Two New Deal-era relief programs during the Great Depression developed many of the park's amenities. The Civilian Conservation Corps (CCC) had two companies that worked in the park between 1933 and 1935. The Works Progress Administration constructed the group camp from 1937 to 1938. The amenities completed by the CCC are the subjects of the two listings on the National Register of Historic Places. They completed the checking station and north entrance portals by the end of April 1934 and the south portals by May of the following year. The service building, which was the largest project built by the CCC in the park, was also completed in April 1934. The lodge, completed in November 1934, replaced an older structure. Its flagstone patio was finished in July 1935. A memorial to U.S. Senator Jonathan P. Dolliver, for whom the park is named, was completed in May 1935. Other projects completed by the CCC include a latrine, footbridges, culverts, stone steps along a hiking trail, the trail itself, and roads.

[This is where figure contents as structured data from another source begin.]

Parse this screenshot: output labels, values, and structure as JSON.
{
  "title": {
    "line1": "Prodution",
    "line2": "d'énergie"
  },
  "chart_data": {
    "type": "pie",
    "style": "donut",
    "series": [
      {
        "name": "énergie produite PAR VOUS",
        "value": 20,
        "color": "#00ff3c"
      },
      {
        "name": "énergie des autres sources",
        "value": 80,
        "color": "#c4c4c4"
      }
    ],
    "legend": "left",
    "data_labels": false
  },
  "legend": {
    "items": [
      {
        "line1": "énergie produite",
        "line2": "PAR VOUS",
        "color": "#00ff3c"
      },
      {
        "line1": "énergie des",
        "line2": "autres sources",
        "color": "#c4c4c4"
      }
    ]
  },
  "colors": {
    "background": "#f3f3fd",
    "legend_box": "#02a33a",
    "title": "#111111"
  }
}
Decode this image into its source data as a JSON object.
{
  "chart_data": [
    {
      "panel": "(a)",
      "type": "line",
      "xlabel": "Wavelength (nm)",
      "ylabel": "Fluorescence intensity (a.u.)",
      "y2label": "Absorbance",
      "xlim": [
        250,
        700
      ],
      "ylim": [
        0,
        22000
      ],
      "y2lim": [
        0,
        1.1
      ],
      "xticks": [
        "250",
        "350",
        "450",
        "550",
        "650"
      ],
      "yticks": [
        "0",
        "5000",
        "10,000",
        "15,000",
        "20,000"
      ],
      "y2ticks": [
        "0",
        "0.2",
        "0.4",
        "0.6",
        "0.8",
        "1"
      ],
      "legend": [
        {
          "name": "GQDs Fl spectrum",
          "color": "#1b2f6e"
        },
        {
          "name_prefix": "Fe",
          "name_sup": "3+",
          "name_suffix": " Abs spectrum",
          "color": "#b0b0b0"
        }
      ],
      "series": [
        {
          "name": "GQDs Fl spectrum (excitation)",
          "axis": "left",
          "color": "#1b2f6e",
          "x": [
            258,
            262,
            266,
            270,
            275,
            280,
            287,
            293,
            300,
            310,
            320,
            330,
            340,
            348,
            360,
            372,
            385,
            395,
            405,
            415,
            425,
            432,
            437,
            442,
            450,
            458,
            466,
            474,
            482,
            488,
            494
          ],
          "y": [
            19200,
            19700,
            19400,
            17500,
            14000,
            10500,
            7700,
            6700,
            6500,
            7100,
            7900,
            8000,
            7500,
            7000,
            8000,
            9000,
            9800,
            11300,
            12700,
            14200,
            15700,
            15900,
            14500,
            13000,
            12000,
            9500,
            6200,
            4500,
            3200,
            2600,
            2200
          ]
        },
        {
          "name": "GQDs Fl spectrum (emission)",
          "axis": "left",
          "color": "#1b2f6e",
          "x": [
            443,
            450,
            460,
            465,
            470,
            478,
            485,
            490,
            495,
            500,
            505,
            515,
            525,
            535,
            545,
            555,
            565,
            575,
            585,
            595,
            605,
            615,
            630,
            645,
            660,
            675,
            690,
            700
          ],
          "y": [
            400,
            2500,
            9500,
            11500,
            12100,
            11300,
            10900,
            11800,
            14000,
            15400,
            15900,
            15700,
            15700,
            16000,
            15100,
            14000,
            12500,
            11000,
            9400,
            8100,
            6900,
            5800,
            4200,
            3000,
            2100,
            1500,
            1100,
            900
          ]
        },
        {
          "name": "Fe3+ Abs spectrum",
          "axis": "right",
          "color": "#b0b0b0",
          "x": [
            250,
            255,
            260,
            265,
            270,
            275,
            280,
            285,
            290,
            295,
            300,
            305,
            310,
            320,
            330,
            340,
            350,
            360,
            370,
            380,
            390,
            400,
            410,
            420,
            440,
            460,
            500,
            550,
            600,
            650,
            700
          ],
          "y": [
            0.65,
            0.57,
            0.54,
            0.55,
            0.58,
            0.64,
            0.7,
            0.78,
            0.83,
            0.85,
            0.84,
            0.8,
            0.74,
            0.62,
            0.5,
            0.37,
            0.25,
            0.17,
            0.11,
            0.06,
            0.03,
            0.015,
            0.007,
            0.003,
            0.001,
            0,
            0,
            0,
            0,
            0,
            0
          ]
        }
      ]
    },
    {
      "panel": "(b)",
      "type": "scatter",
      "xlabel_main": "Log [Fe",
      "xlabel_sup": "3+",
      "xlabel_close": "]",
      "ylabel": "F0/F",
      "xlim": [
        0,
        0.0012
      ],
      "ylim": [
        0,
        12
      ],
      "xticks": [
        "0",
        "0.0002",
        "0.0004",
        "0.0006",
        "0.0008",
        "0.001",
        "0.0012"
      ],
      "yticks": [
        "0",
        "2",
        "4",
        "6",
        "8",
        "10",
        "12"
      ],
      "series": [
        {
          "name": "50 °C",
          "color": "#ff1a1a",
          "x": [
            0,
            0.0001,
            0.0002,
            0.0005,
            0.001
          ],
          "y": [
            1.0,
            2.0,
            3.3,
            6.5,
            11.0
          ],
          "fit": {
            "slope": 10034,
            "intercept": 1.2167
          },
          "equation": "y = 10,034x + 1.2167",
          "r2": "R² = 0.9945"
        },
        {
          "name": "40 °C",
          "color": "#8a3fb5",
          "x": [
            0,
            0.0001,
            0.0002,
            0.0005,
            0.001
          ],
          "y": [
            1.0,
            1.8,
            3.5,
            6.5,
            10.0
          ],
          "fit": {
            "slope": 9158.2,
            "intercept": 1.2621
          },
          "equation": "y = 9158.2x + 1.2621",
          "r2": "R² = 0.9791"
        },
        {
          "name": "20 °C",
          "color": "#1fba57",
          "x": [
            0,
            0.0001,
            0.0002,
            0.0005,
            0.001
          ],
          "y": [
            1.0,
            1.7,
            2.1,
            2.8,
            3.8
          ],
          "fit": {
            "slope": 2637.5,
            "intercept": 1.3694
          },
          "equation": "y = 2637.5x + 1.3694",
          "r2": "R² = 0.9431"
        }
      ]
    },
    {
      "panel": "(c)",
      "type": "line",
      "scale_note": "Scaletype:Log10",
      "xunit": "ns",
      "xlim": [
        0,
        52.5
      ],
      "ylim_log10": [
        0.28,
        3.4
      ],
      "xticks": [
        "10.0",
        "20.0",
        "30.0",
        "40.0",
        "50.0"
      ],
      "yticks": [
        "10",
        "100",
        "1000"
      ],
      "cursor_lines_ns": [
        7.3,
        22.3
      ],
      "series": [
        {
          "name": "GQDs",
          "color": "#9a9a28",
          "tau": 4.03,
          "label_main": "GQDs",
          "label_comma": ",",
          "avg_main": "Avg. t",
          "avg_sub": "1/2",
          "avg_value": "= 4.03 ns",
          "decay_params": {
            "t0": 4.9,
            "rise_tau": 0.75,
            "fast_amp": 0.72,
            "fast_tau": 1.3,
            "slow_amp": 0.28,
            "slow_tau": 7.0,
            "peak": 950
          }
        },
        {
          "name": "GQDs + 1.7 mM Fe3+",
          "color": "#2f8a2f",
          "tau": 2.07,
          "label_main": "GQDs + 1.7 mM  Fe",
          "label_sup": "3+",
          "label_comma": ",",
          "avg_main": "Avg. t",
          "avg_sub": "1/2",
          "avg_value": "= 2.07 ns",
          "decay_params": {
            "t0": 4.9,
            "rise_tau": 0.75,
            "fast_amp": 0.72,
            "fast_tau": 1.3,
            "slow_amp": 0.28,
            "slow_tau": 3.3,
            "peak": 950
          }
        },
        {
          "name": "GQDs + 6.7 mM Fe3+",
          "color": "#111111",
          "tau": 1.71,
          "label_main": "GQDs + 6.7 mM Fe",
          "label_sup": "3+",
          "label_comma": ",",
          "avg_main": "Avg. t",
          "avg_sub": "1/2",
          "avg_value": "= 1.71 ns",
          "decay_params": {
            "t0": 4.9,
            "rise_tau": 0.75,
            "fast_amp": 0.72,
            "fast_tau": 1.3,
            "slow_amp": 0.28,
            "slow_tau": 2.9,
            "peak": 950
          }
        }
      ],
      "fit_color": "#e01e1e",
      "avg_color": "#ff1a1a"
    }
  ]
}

The significance of the rustic architecture employed here, and designed by the Central Design Office in Ames, is that it was meant to blend into its natural surroundings by means of its material, design, and workmanship.

==Facilities==
The campground features 33 sites, all with electrical hookups, plus 2 camper cabins, modern restrooms, showers, and a holding tank dump station. There is a separate group camp with a dining hall, restrooms, and showers. Two lodges built in the 1930s and an open picnic shelter can be rented for private events.

==Recreation==
The park provides a boat ramp for river access. An interpretive trail follows Prairie Creek to the Copperas Beds and then leads up to the wooded blufftops.